The Department of Health did not address concerns over vacancies directly in its official response to the figures, instead focussing on the numbers of new staff that have joined the health service in recent years, not how many may have left.

“Staffing is a priority – that’s why we have invested in the frontline and there are almost 32,400 more professionally qualified clinical staff including almost 11,800 more doctors, and over 12,500 more nurses on our wards since May 2010,” said a department spokesperson.

But Mr Madders hit back at this, saying: “Jeremy Hunt’s flagrant denial of the extent of this workforce crisis is a damning indictment of his and the Government’s failure.”

Campaign group Keep Our NHS Public also said the Government’s response “doesn’t address this massive, increasing and rapidly unsafe problem”, adding the NHS is “falling apart, post by vacant post and budget deficit after deficit”.

The British Medical Association (BMA) added that doctors were “struggling with unsustainable workloads” to try and fill gaps caused by staff shortages.

“Across many parts of the NHS, recruitment and retention problems are leaving staff and services thinly stretched and affecting patients’ access to care,“ said Dr Andrew Dearden, the BMA’s treasurer.

The new figures come as England’s Chief Inspector of Hospitals warned that Brexit poses a “threat” to the NHS workforce, as the health service struggles to recruit enough nurses, doctors and support staff from EU countries.

Professor Sir Mike Richards told the BBC there is “no doubt that the workforce of the NHS and indeed the care system generally is absolutely critical and we do need to have more staff”.

But he said: “If we are leaving the EU there is a threat to that, which we need to make sure is being dealt with so that we are not losing staff and we can then replace them if necessary to grow our own, if you like.”

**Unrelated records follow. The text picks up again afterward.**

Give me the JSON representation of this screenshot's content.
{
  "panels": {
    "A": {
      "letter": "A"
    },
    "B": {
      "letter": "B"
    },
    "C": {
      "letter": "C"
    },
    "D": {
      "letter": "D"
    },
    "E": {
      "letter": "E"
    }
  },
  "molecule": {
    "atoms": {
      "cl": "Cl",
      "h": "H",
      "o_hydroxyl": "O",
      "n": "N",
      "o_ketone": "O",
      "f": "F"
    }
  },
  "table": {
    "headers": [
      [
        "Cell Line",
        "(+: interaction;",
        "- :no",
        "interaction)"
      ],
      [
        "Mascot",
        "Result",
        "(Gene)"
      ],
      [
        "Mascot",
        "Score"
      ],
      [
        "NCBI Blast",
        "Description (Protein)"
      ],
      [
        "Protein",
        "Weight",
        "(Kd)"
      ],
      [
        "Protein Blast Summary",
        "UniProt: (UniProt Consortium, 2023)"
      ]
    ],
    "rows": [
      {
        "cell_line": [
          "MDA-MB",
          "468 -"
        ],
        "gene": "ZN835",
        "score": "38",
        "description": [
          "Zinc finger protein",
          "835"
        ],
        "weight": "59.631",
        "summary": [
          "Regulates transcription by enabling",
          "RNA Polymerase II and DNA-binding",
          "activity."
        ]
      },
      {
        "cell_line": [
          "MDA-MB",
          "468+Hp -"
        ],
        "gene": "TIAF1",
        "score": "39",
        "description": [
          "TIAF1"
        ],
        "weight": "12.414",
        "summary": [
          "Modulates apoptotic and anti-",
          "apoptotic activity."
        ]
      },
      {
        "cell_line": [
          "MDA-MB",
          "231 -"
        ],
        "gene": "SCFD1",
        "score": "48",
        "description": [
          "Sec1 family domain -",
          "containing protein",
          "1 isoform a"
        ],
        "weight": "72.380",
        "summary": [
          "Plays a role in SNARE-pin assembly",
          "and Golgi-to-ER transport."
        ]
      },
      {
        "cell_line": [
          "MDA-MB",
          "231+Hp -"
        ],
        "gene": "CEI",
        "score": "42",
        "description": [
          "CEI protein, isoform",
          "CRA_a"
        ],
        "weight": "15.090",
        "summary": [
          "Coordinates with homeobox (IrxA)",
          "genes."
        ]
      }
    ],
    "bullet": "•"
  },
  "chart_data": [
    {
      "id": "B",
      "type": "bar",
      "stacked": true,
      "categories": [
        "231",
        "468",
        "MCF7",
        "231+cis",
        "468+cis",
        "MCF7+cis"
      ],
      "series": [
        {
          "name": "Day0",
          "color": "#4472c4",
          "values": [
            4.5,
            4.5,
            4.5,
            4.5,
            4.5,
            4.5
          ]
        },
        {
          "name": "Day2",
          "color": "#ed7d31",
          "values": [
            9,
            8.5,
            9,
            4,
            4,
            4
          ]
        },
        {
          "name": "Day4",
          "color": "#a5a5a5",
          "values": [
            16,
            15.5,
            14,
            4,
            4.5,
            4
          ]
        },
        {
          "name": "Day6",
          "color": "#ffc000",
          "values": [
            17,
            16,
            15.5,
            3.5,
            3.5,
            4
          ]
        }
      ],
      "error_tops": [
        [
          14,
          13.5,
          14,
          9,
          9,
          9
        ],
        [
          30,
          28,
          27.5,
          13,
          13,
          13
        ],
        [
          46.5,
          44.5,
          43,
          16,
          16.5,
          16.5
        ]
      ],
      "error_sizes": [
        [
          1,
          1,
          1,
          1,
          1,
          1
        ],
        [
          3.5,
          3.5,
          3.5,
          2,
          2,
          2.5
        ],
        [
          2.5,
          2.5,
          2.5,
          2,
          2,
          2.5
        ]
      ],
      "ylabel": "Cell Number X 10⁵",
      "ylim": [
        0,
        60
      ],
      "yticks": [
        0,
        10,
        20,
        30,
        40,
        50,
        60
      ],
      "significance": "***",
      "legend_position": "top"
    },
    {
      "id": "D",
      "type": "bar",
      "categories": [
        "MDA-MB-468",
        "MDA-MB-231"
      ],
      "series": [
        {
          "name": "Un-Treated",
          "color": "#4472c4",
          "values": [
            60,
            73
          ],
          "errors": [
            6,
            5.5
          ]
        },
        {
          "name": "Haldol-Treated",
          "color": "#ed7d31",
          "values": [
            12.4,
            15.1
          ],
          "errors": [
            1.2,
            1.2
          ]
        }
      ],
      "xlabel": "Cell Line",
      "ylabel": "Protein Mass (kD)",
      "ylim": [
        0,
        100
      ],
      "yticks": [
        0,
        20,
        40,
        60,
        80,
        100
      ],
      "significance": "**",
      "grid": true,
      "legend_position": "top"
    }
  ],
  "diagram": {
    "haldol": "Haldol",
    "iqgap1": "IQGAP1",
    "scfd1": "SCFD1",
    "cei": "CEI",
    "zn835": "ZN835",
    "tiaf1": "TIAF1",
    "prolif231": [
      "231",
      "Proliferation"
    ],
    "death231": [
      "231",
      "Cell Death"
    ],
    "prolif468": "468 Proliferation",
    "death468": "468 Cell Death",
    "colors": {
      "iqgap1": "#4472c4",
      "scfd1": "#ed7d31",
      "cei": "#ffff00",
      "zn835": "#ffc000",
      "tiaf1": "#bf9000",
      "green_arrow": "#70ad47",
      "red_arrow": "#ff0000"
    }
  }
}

Liberal Democrat health spokesman Norman Lamb said: “The NHS is finding it harder and harder to recruit the staff it needs, yet still this Government is refusing to end years of cuts to pay.”

Commenting on the figures, Dr Mark Holland, president of the Society for Acute Medicine, said the removal of the Government’s 1 per cent cap on public sector pay rises was long overdue.

He said: “Removing the pay cap on NHS staff, particularly the lowest paid, is long overdue, while the extra pressure on overworked front-line staff to meet targets must be eased.

“This data shows it is high time we saw steps taken to stop disincentivising staff – salaries must be fair, working conditions must be safe and sustainable and clear career pathways must be in place.”